Les sculptures en bois, c’était durant le confinement. Lorsque je partais me balader dans les bois je ramassais les branches sèches tristement laissées par terre pour les peindre chez moi et les remettre dans la nature pour apporter un peu de couleurs. Je me suis aperçue que certains branches avaient des formes de danseurs, d’où leur représentation finale. Ils n’ont pas de visage car je me suis dit maintenant avec nos masques on ne nous voit plus.
J’aime bien faire de la peinture, mais j’aime bien découvrir d’autres choses. Et quand je fais de la peinture longtemps, j’ai l’impression d’être dans un monde fermé, dans mes histoires. Donc je teste !
© Lili © Lili
Quel est ton tic artistique ?
« Elle commence mais elle a dû mal à finir.

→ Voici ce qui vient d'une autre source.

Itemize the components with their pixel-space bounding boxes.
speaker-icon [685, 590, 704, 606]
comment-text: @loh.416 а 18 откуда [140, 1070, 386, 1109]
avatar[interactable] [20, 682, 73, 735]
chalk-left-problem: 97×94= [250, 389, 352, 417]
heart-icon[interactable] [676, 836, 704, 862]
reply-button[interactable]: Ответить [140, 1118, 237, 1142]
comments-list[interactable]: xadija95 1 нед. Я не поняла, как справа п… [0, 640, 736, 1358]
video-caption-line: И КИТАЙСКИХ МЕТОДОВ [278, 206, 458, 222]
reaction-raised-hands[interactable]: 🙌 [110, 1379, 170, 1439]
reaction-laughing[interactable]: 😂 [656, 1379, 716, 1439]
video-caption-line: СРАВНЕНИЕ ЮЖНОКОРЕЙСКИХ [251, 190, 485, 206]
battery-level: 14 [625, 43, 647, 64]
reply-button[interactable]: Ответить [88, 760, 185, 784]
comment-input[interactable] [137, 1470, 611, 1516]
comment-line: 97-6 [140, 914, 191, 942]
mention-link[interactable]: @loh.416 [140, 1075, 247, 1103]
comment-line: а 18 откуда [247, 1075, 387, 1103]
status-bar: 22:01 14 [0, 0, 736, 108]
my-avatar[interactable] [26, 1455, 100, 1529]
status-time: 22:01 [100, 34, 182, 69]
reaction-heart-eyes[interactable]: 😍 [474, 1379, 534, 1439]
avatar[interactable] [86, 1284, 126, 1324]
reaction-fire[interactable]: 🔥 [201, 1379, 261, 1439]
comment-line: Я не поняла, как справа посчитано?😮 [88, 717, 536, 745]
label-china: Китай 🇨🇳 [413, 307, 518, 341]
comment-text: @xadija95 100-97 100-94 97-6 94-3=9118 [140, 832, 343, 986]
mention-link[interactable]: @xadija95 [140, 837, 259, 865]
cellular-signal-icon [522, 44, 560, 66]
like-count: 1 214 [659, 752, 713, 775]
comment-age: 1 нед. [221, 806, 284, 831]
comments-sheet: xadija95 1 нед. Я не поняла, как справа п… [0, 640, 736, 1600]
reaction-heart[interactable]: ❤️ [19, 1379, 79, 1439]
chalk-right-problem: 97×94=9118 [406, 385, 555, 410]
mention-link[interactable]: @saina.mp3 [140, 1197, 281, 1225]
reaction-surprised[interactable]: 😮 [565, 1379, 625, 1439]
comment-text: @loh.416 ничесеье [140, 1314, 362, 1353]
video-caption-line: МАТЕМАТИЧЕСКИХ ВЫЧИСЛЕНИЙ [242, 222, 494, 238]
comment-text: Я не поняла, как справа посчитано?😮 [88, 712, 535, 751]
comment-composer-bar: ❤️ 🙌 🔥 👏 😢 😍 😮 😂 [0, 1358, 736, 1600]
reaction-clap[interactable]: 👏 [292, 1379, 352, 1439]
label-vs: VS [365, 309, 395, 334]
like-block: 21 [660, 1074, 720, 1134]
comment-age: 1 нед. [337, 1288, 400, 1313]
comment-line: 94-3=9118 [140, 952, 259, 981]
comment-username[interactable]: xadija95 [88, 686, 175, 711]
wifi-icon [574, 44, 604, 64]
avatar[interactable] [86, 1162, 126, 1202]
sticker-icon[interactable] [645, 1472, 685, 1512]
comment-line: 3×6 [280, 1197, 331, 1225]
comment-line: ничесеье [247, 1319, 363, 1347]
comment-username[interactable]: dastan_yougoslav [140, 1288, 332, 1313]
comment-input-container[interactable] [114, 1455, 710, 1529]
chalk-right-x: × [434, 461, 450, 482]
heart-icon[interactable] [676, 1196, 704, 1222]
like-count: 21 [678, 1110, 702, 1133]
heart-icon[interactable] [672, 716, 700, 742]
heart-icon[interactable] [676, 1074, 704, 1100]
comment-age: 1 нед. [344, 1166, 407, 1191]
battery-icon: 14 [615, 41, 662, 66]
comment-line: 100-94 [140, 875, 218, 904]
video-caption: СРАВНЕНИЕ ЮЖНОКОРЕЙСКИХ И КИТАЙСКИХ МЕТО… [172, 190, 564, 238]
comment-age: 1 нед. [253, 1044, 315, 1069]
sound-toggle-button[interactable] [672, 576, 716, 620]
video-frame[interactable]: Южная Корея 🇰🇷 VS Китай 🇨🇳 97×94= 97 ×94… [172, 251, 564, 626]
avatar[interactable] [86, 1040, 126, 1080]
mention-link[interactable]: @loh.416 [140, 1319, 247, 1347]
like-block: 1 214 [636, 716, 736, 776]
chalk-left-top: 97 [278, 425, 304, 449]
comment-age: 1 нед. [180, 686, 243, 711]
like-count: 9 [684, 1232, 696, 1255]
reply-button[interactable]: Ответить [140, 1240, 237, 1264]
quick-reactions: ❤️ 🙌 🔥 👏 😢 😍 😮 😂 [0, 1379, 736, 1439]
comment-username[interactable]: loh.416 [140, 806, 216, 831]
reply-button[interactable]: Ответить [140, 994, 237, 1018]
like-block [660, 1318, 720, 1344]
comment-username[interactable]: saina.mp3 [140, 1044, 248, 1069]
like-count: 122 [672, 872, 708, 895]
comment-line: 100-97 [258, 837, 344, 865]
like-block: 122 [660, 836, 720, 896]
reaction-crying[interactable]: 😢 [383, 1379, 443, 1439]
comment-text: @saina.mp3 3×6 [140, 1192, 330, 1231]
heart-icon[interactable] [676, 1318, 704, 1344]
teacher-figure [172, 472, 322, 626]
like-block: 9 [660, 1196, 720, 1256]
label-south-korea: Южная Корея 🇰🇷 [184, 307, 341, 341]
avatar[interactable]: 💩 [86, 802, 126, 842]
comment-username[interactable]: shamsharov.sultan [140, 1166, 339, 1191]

Mais elle finit par finir » selon Julie en atelier avec Lili. ( Vous pouvez d’ailleurs découvrir le super travail de Julie, artisan tapissière, juste ici.)
Parle nous de ta dernière fresque que tu as réalisé au Fort Superposition dans le cadre des Journées Européennes du Patrimoine ?
C’est une fresque que j’ai dédié à mes enfants. J’ai pensé à trois pommes, parce que c’est mes petits pommes et à l’intérieur 3 fœtus représentant mes trois grossesses. Il y a aussi un vers qui traverse les pommes. À la fin, ce vers est content d’avoir eu trois pommes : c’est moi.
C’est la plus grosse fresque que j’ai faite et ça me donne envie d’en faire plus !

Ce qui m’a intéressé avec Superposition, c’est le côté accessible de l’art.
Lili
Merci à Lili pour cet interview au Fort Superposition à Lyon.